WASHINGTON -- Despite the growing number of states allowing gay marriage, one Republican congressman filed legislation Thursday to limit the federal government's power to recognize gay marriages in states.
Rep. Randy Weber (R-Texas) introduced the "State Marriage Defense Act Of 2014," which would require federal agencies to look into a person's "legal residence" when determining marital status and how federal law would be applied.
The bill would have the effect of reintroducing for gay couples some aspects of the federal Defense of Marriage Act, which defined marriage as between one man and one woman until the Supreme Court declared it unconstitutional in June. The bill also would undercut a Treasury Department decision in August requiring gay married couples in all states to be treated as married for federal tax purposes; Weber's bill would force the federal government to treat such couples differently in states that don't recognize gay marriage. In addition, the Social Security Administration announced in December that it would pay survivor benefits to members of gay marriages.
“The 10th Amendment was established to protect state sovereignty and individual rights from being seized by the Federal Government. For too long, however, the Federal Government has slowly been eroding state’s rights by promulgating rules and regulations through federal agencies," said Weber in a statement. "I drafted the 'State Marriage Defense Act of 2014' to help restore the 10th Amendment, affirm the authority of states to define and regulate marriage, as well as, provide clarity to federal agencies seeking to determine who qualifies as a spouse for the purpose of federal law. By requiring that the Federal Government defer to the laws of a person’s state of legal residence in determining marital status, we can protect states’ constitutionally established powers from the arbitrary overreach of unelected bureaucrats."

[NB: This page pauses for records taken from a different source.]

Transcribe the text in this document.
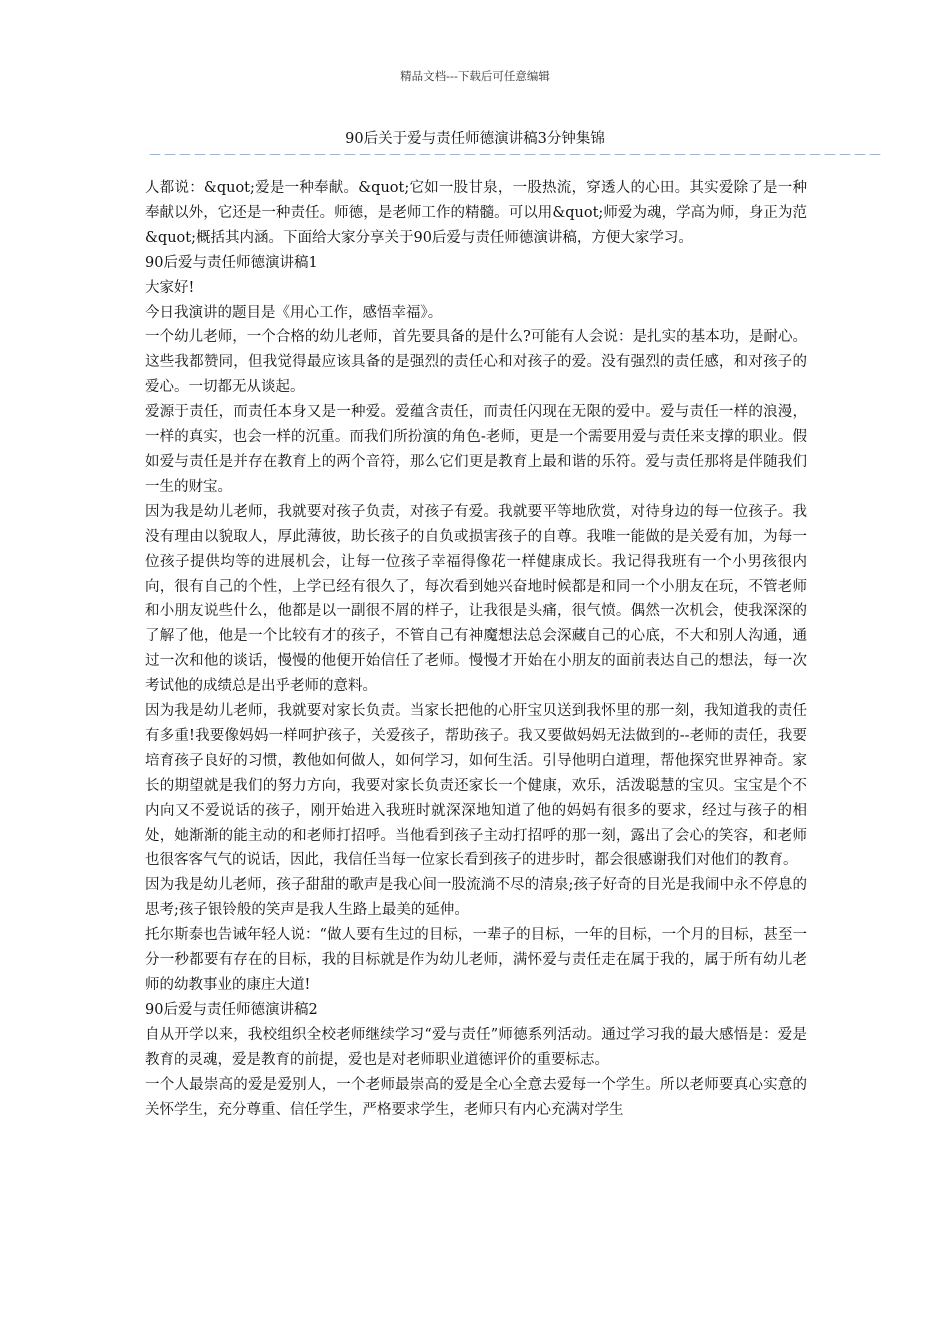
精品文档---下载后可任意编辑
90后关于爱与责任师德演讲稿3分钟集锦
－－－－－－－－－－－－－－－－－－－－－－－－－－－－－－－－－－－－－－－－－－－－－－－－－

人都说：&quot;爱是一种奉献。&quot;它如一股甘泉，一股热流，穿透人的心田。其实爱除了是一种奉献以外，它还是一种责任。师德，是老师工作的精髓。可以用&quot;师爱为魂，学高为师，身正为范&quot;概括其内涵。下面给大家分享关于90后爱与责任师德演讲稿，方便大家学习。

90后爱与责任师德演讲稿1

大家好!

今日我演讲的题目是《用心工作，感悟幸福》。

一个幼儿老师，一个合格的幼儿老师，首先要具备的是什么?可能有人会说：是扎实的基本功，是耐心。这些我都赞同，但我觉得最应该具备的是强烈的责任心和对孩子的爱。没有强烈的责任感，和对孩子的爱心。一切都无从谈起。

爱源于责任，而责任本身又是一种爱。爱蕴含责任，而责任闪现在无限的爱中。爱与责任一样的浪漫，一样的真实，也会一样的沉重。而我们所扮演的角色-老师，更是一个需要用爱与责任来支撑的职业。假如爱与责任是并存在教育上的两个音符，那么它们更是教育上最和谐的乐符。爱与责任那将是伴随我们一生的财宝。

因为我是幼儿老师，我就要对孩子负责，对孩子有爱。我就要平等地欣赏，对待身边的每一位孩子。我没有理由以貌取人，厚此薄彼，助长孩子的自负或损害孩子的自尊。我唯一能做的是关爱有加，为每一位孩子提供均等的进展机会，让每一位孩子幸福得像花一样健康成长。我记得我班有一个小男孩很内向，很有自己的个性，上学已经有很久了，每次看到她兴奋地时候都是和同一个小朋友在玩，不管老师和小朋友说些什么，他都是以一副很不屑的样子，让我很是头痛，很气愤。偶然一次机会，使我深深的了解了他，他是一个比较有才的孩子，不管自己有神魔想法总会深藏自己的心底，不大和别人沟通，通过一次和他的谈话，慢慢的他便开始信任了老师。慢慢才开始在小朋友的面前表达自己的想法，每一次考试他的成绩总是出乎老师的意料。

因为我是幼儿老师，我就要对家长负责。当家长把他的心肝宝贝送到我怀里的那一刻，我知道我的责任有多重!我要像妈妈一样呵护孩子，关爱孩子，帮助孩子。我又要做妈妈无法做到的--老师的责任，我要培育孩子良好的习惯，教他如何做人，如何学习，如何生活。引导他明白道理，帮他探究世界神奇。家长的期望就是我们的努力方向，我要对家长负责还家长一个健康，欢乐，活泼聪慧的宝贝。宝宝是个不内向又不爱说话的孩子，刚开始进入我班时就深深地知道了他的妈妈有很多的要求，经过与孩子的相处，她渐渐的能主动的和老师打招呼。当他看到孩子主动打招呼的那一刻，露出了会心的笑容，和老师也很客客气气的说话，因此，我信任当每一位家长看到孩子的进步时，都会很感谢我们对他们的教育。

因为我是幼儿老师，孩子甜甜的歌声是我心间一股流淌不尽的清泉;孩子好奇的目光是我闹中永不停息的思考;孩子银铃般的笑声是我人生路上最美的延伸。

托尔斯泰也告诫年轻人说：“做人要有生过的目标，一辈子的目标，一年的目标，一个月的目标，甚至一分一秒都要有存在的目标，我的目标就是作为幼儿老师，满怀爱与责任走在属于我的，属于所有幼儿老师的幼教事业的康庄大道!

90后爱与责任师德演讲稿2

自从开学以来，我校组织全校老师继续学习“爱与责任”师德系列活动。通过学习我的最大感悟是：爱是教育的灵魂，爱是教育的前提，爱也是对老师职业道德评价的重要标志。

一个人最崇高的爱是爱别人，一个老师最崇高的爱是全心全意去爱每一个学生。所以老师要真心实意的关怀学生，充分尊重、信任学生，严格要求学生，老师只有内心充满对学生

Weber said he had 28 co-sponsors for the bill and that it was backed by an array of social conservative groups, including Heritage Action and the Family Research Council.
Weber's announcement, however, contrasts with Republican governors who oppose gay marriage, but decided not to fight it in their states. New Jersey Gov. Chris Christie withdrew an appeal to a court ruling legalizing gay marriage after recognizing that he could not win. New Mexico Gov. Susana Martinez said earlier this week that she wouldn't push for a constitutional amendment to ban gay marriage after the state's Supreme Court ruled to legalize it, calling gay marriage the "law of the land."
Spokesmen for the House majority leader and speaker did not immediately respond to requests for comment on whether the bill would come up for a vote.
There are indications that House Republican leadership may be losing its appetite for the gay marriage fight. In July, the House's Bipartisan Legal Advisory Group stopped defending DOMA after the Supreme Court ruling. In addition, House Speaker John Boehner (R-Ohio) said in December that he supported two openly gay House Republican candidates running for office in the wake of a Politico report that Rep. Randy Forbes (R-Va.) wanted to deny money to gay candidates.